Jacques Rupnik — Il n’existe pas de réaction uniforme en Europe de l’Est. Les positions sont diverses mais, si l’on devait simplifier, on distinguerait deux pôles principaux incarnés par deux figures majeures : Viktor Orban et Donald Tusk, respectivement à la tête de la Hongrie et de la Pologne. Cette fracture, déjà présente, s’est creusée avec la guerre en Ukraine et s’est encore amplifiée avec le retour de Donald Trump au pouvoir en 2025. Elle se double de divergences sur les questions de démocratie illibérale.

En Europe centrale et orientale, le président américain compte des opposants à sa politique étrangère, mais aussi des soutiens et des partisans convaincus. Dès 2016, au lendemain de la première élection de Trump, Viktor Orban déclarait dans une interview au Daily Telegraph : « Avec le Brexit, nous avons ouvert la porte. Avec l’élection de Trump, nous avons franchi le seuil. La non-démocratie libérale, c’est fini. » Avant de conclure dans un élan d’exaltation : « What a day, what a day, what a day ! »

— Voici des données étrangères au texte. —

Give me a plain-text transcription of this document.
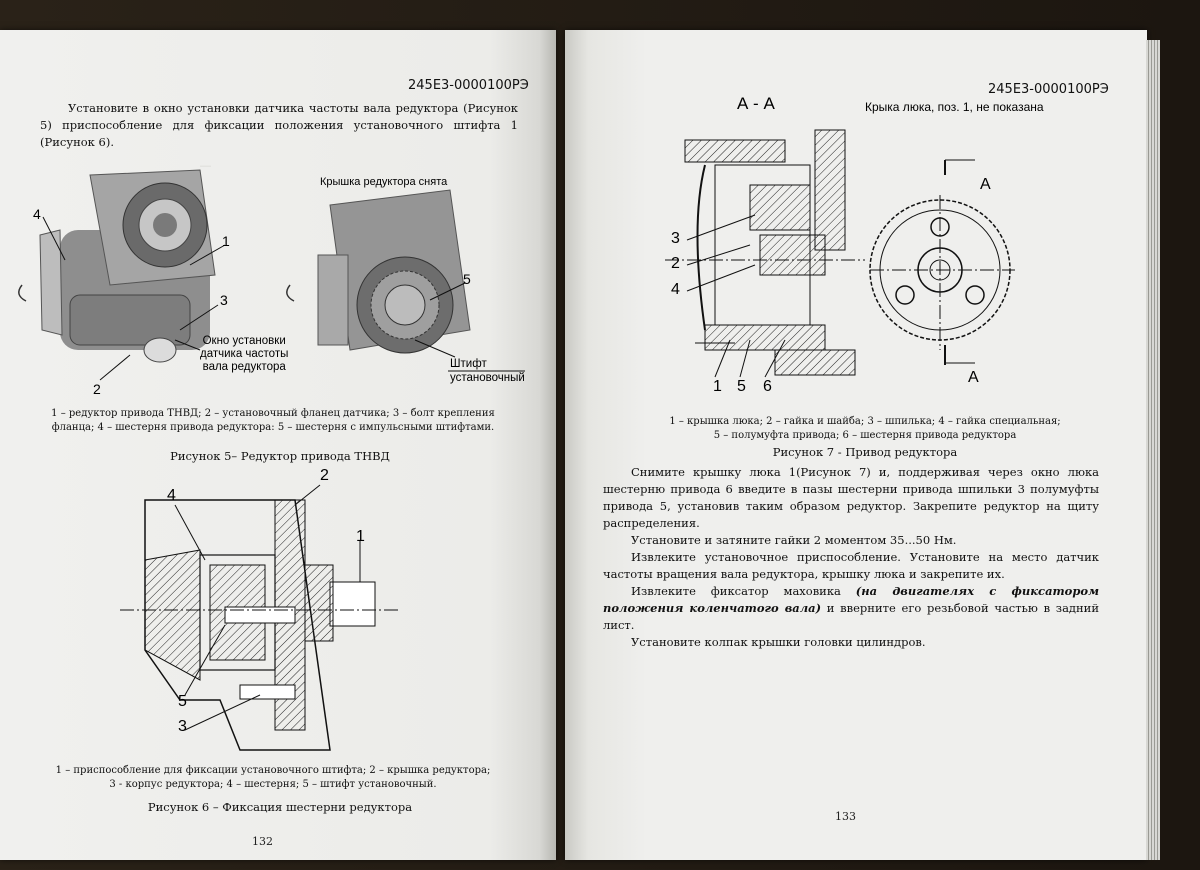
—
245Е3-0000100РЭ

Установите в окно установки датчика частоты вала редуктора (Рисунок 5) приспособление для фиксации положения установочного штифта 1 (Рисунок 6).

Крышка редуктора снята
4
1
3
2
5
Окно установки
датчика частоты
вала редуктора	Штифт
установочный
1 – редуктор привода ТНВД; 2 – установочный фланец датчика; 3 – болт крепления
фланца; 4 – шестерня привода редуктора: 5 – шестерня с импульсными штифтами.
Рисунок 5– Редуктор привода ТНВД
4
2
1
5
3
1 – приспособление для фиксации установочного штифта; 2 – крышка редуктора;
3 - корпус редуктора; 4 – шестерня; 5 – штифт установочный.
Рисунок 6 – Фиксация шестерни редуктора
132
245Е3-0000100РЭ
А - А	Крыка люка, поз. 1, не показана
3
2
4
1 5 6
А
А
1 – крышка люка; 2 – гайка и шайба; 3 – шпилька; 4 – гайка специальная;
5 – полумуфта привода; 6 – шестерня привода редуктора
Рисунок 7 - Привод редуктора

Снимите крышку люка 1(Рисунок 7) и, поддерживая через окно люка шестерню привода 6 введите в пазы шестерни привода шпильки 3 полумуфты привода 5, установив таким образом редуктор. Закрепите редуктор на щиту распределения.

Установите и затяните гайки 2 моментом 35...50 Нм.

Извлеките установочное приспособление. Установите на место датчик частоты вращения вала редуктора, крышку люка и закрепите их.

Извлеките фиксатор маховика (на двигателях с фиксатором положения коленчатого вала) и вверните его резьбовой частью в задний лист.

Установите колпак крышки головки цилиндров.

133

Au fil des ans, Orban a tissé des liens solides avec les cercles conservateurs trumpistes aux États-Unis. Pendant toute la présidence de Joe Biden, il a continué à participer aux rassemblements conservateurs américains tel que le CPAC (Conservative Political Action Committee) qui, en 2022, a organisé sa conférence annuelle à Budapest sous ses auspices, à se faire interviewer par Tucker Carlson (1) et à rencontrer Trump. Lorsqu’il a pris la présidence de l’Union européenne pour le second semestre 2024, il s’est rendu à Kiev, à Moscou, à Pékin, à Washington pour le sommet de l’OTAN, puis à Mar-a-Lago, chez Trump. Il a cherché à se positionner comme l’intermédiaire européen entre la Russie et les États-Unis et comme le chef de file potentiel des trumpistes en Europe. Il fut le premier, il y a un an, à adopter le slogan MEGA — Make Europe Great Again — en écho au MAGA de Trump.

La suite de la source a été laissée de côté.